There was a sound that might have been a snort or a laugh. She had to look at him—just to make sure he wasn’t choking to death or something. She encountered an expression of disbelief so dry she could have been transported to the Sahara.

‘Sweetheart, you don’t know the meaning of the word.’ He spoke casually, sat casually but those eyes of his were still sharp and dark and digging right through her.

‘Jared,’ she said softly but firmly. ‘You don’t know me any more.’

He had no idea of how her life had played out. Maybe back then she’d been the spoilt, wilful, foolish girl he so clearly thought she still was. But she’d grown up—finally taken on responsibility.

‘I know enough.’ His piercing look roved right over her.
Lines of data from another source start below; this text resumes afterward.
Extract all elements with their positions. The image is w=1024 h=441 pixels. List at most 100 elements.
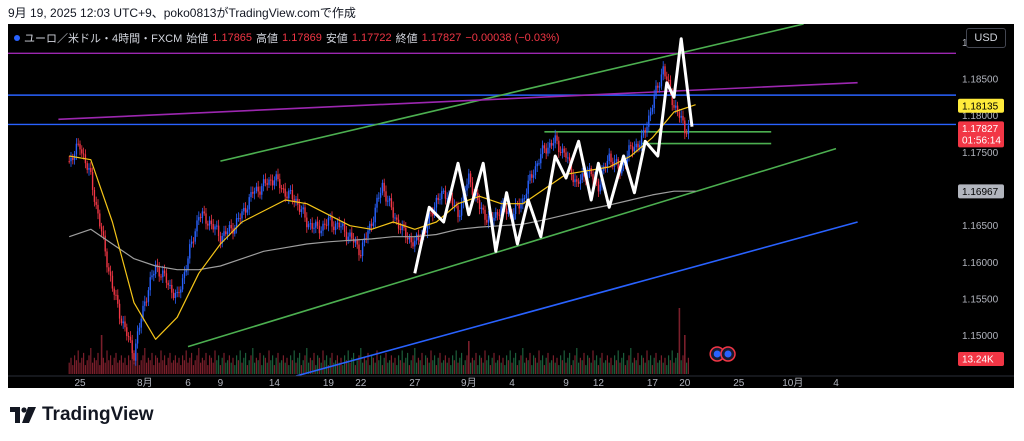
candle-body (459, 215, 461, 217)
candle-body (212, 223, 214, 230)
volume-bar (605, 360, 607, 374)
volume-bar (248, 360, 250, 374)
volume-bar (142, 355, 144, 374)
event-marker-icon (709, 346, 725, 362)
candle-body (79, 143, 81, 150)
candle-body (518, 203, 520, 209)
volume-bar (304, 355, 306, 374)
volume-bar (286, 357, 288, 374)
volume-bar (261, 365, 263, 374)
volume-bar (363, 357, 365, 374)
candle-body (657, 85, 659, 88)
date-tick-label: 17 (647, 378, 659, 388)
volume-bar (120, 355, 122, 374)
volume-bar (462, 365, 464, 374)
candle-body (673, 105, 675, 108)
candle-body (88, 167, 90, 170)
volume-bar (225, 362, 227, 374)
volume-bar (178, 357, 180, 374)
candle-body (608, 153, 610, 161)
volume-bar (81, 357, 83, 374)
volume-bar (167, 357, 169, 374)
volume-bar (383, 357, 385, 374)
volume-bar (675, 357, 677, 374)
volume-bar (86, 360, 88, 374)
candle-body (531, 174, 533, 178)
volume-bar (563, 350, 565, 374)
candle-body (675, 105, 677, 108)
candle-body (253, 191, 256, 194)
volume-label-box (958, 352, 1004, 366)
volume-bar (484, 350, 486, 374)
volume-bar (209, 355, 211, 374)
volume-bar (579, 357, 581, 374)
volume-bar (299, 352, 301, 374)
volume-bar (75, 360, 77, 374)
chart-panel[interactable]: 1.190001.185001.180001.175001.170001.165… (8, 24, 1014, 388)
candle-body (640, 135, 643, 146)
volume-bar (228, 355, 230, 374)
volume-bar (270, 360, 272, 374)
price-label: 1.18135 (962, 101, 999, 112)
volume-bar (92, 362, 94, 374)
candle-body (316, 221, 319, 226)
chart-svg[interactable]: 1.190001.185001.180001.175001.170001.165… (8, 24, 1014, 388)
candle-body (320, 230, 322, 234)
candle-body (572, 174, 574, 183)
candle-body (221, 235, 223, 244)
currency-button[interactable]: USD (966, 28, 1006, 48)
candle-body (185, 270, 187, 273)
volume-bar (525, 357, 527, 374)
volume-bar (612, 365, 614, 374)
candle-body (151, 275, 153, 278)
candle-body (91, 171, 94, 190)
price-tick-label: 1.16000 (962, 258, 999, 269)
volume-bar (475, 352, 477, 374)
tradingview-logo[interactable]: TradingView (10, 404, 154, 426)
volume-bar (315, 365, 317, 374)
volume-bar (671, 350, 673, 374)
volume-bar (664, 357, 666, 374)
candle-body (109, 271, 112, 276)
volume-bar (651, 365, 653, 374)
candle-body (190, 241, 193, 245)
candle-body (437, 197, 439, 200)
volume-bar (194, 360, 196, 374)
candle-body (117, 295, 119, 304)
volume-bar (637, 352, 639, 374)
candle-body (428, 212, 430, 225)
volume-bar (165, 365, 167, 374)
volume-bar (306, 348, 308, 374)
candle-body (415, 234, 418, 241)
volume-bar (297, 357, 299, 374)
volume-bar (340, 357, 342, 374)
volume-bar (426, 357, 428, 374)
candle-body (363, 238, 366, 243)
volume-bar (273, 365, 275, 374)
volume-bar (450, 365, 452, 374)
candle-body (111, 275, 114, 289)
candle-body (550, 142, 553, 146)
candle-body (167, 282, 169, 286)
volume-bar (119, 360, 121, 374)
volume-bar (160, 350, 162, 374)
volume-bar (317, 355, 319, 374)
candle-body (559, 152, 562, 154)
candle-body (486, 219, 488, 223)
candle-body (147, 290, 150, 302)
volume-bar (300, 365, 302, 374)
volume-bar (443, 360, 445, 374)
candle-body (120, 318, 123, 324)
volume-bar (182, 355, 184, 374)
volume-bar (477, 365, 479, 374)
candle-body (331, 217, 333, 227)
candle-body (556, 135, 558, 141)
volume-bar (421, 352, 423, 374)
volume-bar (252, 348, 254, 374)
candle-body (189, 244, 191, 259)
candle-body (568, 157, 571, 162)
volume-bar (95, 360, 97, 374)
volume-bar (354, 365, 356, 374)
candle-body (581, 173, 583, 180)
candle-body (480, 207, 483, 209)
He couldn’t see much, she reasoned as her temperature began to rise. Not beneath her brown wool coat. Several years old, it was classic enough to still wear and it hid the skirt and shirt that had been the height of fashion several seasons ago.

But despite the thick wool of the coat and the opaque stockings covering her legs, she felt as if Jared’s gaze were stripping her close to naked. It was the sexual, animal element of him—she’d recognised it all those years ago as the woman in her had become awakened. But she’d had no idea of the power of it. And while she’d had no hope of resisting it, she’d had no hope of coping with it either.

Yet even now, as she observed the thick lashes almost resting on his cheek as he looked down her arm, her blood raced and she was so tempted to beat that spark into a flame—just to see what would happen. Because the one wild taste she had got back then had become the measure for all.